Ecotopia, d’Ernest Callenbach

Roman états-unien de 1975. Les trois États de la cote pacifique ont fait sécession 20 auparavant, rompant tout contact avec les États-Unis. Un journaliste new-yorkais est invité à franchir la frontière pour voir comment ce nouvel État, Ecotopia, a évolué durant l’intervalle. Le roman consiste en ses articles très factuels envoyés à son journal aux USA, le Times-Post, et ses notes dans son journal personnel, racontant son histoire plus personnelle.

Ecotopia est un État qui a mis l’écologie au centre de ses préoccupations (avec un débat interne persistant sur la question de savoir s’il est possible de réaliser l' »écologie dans un seul pays »). Le pays a radicalement modifié son fonctionnement, ses taxes, ses rapports sociaux, ses infrastructures pour atteindre un « état stable » de consommation et régénération des ressources naturelles. Au passage, la semaine de 20h a été institué, ainsi qu’un revenu de subsistance universel. Les rapports sociaux se sont apaisés, la production a été socialisée, le parti au pouvoir – le Parti Survivaliste – est dirigé par des femmes.

Ecotopia est une utopie, à laquelle le narrateur va peu à peu se rallier. Les idées écolos présentées sont intéressantes (surtout pour un roman de 75), mais en terme de narration, Ecotopia est trop parfaite pour être intéressante. Certains aspects de la société font penser aux Dépossédés, mais sans la réflexion critique que présente Le Guin. Par ailleurs, en dehors de l’écologie, certains aspects ont mal vieillis : les trips sur la sexualité (notamment le point de vue du narrateur dessus), le passage « ah oui les populations noires ont décidées de se ségréger en cités-États indépendantes », tout n’est pas parfait dans les thèses présentées. Le principe de la double voix du narrateur entre ce qu’il écrit officiellement et son journal intime, et comment les deux se répondent est intéressant par contre.

The Rider, de Chloe Zhao

Film étatsunien de 2017. Brady est un jeune cowboy qui vit au Dakota. Toute son identité et sa sociabilité sont ancrées dans le milieu du rodéo. Au début du film, il se remet d’un accident de rodéo qui lui a causé une fracture du crâne. Il est supposé se reposer et prendre le temps de se rétablir, mais il n’arrive pas du tout à rester éloigné du rodéo : il prend un petit boulot en supermarché, il s’occupe de sa sœur, mais son père qui a quitté le milieu du rodéo est un contre-exemple pour lui, et tous ses amis lui demandent quand est-ce qu’il va se remettre en selle. Il temporise, s’occupe de dresser des chevaux, rachète un cheval pour lui-même, mais même ces activités sont trop intenses physiquement et lui font avoir une nouvelle attaque.
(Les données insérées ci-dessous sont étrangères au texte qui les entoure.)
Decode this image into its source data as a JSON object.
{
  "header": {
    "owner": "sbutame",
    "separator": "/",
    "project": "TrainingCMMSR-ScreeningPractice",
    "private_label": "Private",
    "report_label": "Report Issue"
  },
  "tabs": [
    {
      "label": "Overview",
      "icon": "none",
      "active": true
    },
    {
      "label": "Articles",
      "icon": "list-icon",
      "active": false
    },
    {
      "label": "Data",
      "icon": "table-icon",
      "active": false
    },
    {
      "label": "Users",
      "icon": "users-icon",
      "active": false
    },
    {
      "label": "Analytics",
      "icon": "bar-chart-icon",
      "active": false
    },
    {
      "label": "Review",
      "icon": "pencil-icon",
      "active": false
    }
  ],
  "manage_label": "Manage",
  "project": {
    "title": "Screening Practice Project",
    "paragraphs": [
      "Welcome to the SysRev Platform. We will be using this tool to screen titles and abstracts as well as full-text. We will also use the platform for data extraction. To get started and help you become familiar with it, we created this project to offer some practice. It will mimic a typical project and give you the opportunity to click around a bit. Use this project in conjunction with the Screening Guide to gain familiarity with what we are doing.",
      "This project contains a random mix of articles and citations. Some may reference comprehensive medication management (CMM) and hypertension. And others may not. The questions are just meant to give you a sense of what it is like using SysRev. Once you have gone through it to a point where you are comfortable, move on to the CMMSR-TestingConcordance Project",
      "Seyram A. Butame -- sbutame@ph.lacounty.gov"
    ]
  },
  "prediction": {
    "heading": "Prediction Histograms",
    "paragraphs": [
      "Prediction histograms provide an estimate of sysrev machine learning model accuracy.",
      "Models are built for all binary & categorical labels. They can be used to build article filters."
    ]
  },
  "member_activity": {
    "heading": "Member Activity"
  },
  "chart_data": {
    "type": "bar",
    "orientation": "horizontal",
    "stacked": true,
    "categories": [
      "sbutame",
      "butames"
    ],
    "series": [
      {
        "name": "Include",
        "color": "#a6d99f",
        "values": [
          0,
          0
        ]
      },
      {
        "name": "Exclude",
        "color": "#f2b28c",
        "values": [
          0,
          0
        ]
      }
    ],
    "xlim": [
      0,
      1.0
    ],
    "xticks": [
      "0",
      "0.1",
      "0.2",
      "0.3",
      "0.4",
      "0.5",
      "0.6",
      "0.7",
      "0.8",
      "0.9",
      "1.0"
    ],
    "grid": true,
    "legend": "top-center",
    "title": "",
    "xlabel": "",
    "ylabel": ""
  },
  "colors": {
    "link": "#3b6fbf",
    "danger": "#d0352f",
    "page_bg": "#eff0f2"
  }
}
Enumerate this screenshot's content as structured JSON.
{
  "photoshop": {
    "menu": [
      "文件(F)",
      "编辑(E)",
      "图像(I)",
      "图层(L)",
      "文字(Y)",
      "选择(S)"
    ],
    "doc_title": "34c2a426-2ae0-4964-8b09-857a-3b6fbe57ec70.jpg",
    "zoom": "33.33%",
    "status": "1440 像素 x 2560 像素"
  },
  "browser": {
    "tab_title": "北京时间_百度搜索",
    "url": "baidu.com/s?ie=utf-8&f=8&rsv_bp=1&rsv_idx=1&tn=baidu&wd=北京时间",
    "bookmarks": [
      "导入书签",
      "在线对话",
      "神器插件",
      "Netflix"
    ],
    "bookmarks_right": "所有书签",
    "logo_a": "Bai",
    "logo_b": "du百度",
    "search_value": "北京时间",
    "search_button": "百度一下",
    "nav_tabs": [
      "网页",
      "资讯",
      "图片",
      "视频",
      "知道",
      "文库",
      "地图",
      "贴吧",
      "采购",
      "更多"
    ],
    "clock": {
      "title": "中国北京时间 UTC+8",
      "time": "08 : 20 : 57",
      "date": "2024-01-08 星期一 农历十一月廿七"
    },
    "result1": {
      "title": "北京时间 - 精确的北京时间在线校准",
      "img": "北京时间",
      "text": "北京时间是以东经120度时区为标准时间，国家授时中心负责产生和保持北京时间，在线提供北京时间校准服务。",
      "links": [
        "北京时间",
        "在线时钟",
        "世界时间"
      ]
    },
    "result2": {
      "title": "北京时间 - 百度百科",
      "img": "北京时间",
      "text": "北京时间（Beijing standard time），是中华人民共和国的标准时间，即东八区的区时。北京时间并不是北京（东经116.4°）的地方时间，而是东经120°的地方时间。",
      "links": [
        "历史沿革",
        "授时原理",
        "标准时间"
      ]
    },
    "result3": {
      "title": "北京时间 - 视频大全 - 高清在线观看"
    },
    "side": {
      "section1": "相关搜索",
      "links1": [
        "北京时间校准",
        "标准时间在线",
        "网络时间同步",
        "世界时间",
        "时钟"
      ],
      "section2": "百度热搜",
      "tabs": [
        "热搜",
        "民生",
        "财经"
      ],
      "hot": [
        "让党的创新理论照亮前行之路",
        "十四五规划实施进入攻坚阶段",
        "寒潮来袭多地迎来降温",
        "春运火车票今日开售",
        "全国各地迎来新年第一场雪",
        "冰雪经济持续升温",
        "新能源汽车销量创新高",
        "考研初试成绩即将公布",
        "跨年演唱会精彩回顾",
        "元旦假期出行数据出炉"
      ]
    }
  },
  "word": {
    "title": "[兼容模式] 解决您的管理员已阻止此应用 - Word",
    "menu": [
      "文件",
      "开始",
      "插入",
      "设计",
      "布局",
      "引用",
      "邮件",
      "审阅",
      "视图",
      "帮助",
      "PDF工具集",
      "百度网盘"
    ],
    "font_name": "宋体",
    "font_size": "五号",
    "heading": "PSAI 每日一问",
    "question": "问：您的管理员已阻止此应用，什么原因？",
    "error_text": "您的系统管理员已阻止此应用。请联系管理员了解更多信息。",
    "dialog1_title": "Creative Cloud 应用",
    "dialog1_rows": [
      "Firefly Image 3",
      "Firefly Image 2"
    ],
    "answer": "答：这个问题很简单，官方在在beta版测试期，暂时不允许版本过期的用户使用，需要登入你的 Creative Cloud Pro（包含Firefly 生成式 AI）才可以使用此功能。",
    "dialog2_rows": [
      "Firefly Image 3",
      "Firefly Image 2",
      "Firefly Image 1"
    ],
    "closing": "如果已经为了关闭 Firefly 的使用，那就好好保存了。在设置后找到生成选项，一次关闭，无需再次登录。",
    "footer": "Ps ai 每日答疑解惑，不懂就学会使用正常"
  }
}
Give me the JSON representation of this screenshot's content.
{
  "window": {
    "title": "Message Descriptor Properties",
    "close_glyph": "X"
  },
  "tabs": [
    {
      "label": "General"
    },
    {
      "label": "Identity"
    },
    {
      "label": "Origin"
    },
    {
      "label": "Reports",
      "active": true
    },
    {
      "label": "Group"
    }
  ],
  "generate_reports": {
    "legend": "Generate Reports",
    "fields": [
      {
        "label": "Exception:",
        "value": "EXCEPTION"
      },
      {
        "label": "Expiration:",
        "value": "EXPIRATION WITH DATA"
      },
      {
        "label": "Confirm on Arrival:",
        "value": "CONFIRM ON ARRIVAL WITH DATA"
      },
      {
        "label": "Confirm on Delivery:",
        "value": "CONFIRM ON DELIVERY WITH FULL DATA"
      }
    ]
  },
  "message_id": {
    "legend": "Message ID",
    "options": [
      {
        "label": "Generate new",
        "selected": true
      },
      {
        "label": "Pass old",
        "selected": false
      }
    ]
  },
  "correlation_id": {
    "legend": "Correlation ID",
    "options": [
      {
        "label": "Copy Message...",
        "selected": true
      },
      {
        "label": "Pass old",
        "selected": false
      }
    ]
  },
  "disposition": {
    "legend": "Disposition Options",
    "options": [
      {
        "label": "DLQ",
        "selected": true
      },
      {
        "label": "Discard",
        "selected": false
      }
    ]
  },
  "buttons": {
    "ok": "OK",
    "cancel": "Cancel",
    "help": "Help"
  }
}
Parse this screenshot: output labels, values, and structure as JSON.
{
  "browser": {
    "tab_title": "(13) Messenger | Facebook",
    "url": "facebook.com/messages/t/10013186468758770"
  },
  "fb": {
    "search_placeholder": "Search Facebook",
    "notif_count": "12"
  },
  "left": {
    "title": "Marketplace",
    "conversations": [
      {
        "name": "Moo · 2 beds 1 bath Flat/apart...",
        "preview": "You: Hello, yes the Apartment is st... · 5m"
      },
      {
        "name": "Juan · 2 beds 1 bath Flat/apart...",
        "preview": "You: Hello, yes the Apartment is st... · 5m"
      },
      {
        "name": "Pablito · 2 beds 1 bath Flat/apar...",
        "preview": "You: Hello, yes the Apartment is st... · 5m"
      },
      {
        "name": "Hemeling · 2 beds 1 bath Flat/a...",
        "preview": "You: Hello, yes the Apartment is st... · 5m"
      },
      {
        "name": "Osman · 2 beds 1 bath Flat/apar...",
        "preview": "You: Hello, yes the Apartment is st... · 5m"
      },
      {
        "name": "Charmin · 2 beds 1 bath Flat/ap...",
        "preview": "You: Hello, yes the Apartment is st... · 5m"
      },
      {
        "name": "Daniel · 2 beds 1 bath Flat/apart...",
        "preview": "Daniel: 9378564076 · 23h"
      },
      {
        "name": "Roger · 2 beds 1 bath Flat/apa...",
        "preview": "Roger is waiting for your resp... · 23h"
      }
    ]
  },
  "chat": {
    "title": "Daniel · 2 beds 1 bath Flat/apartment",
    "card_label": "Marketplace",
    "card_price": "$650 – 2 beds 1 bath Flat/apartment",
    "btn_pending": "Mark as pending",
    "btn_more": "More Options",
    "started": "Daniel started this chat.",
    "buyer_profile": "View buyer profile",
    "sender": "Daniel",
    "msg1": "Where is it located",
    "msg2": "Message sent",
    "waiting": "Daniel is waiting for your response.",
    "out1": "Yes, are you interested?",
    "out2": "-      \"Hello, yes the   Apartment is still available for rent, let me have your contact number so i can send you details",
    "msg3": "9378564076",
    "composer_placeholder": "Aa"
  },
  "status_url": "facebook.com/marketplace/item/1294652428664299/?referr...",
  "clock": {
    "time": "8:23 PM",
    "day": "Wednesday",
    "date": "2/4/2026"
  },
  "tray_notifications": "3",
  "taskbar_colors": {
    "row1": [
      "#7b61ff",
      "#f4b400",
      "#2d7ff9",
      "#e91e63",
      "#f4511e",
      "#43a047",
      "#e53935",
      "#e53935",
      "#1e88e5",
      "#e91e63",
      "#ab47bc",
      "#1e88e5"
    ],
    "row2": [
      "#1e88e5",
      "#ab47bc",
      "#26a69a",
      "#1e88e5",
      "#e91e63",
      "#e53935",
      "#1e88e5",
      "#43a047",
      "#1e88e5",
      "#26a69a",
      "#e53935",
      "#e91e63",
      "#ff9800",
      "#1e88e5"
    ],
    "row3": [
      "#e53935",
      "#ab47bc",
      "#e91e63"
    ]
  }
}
Coupé du monde du rodéo, il devient profondément déprimé, et se réinscrit à un rodéo, malgré les risques. Il décide au dernier moment de ne pas concourir en voyant son père et sa sœur dans le public.

C’était assez peu joyeux, mais c’était assez beau. Les personnages sont complexes, ils viennent d’une culture très particulière, sont globalement tous pauvres et pratiquent une activité à risque (le meilleur ami de Brady, Lane, était un des espoirs du rodéo de taureau et est paralysé depuis un accident), qu’ils savent qu’ils devront laisser derrière eux tôt ou tard, mais qui est centrale dans leur vie. La tension que représente pour Brady le fait de devoir l’abandonner est bien retranscrite : on voit que son accident l’a secoué, mais en même temps, il y a jusqu’à des gamins qui viennent lui dire qu’ils sont fans de lui au supermarché, en plus de tous ses amis qui l’encouragent à revenir au rodéo, lui-même aime faire ça, aime les chevaux, s’est construit là dessus. Laisser ça derrière lui est très dur.

Globalement bon film, un côté Ken Loach dans les situations dures montrées, à regarder quand on est plutôt en forme psychique.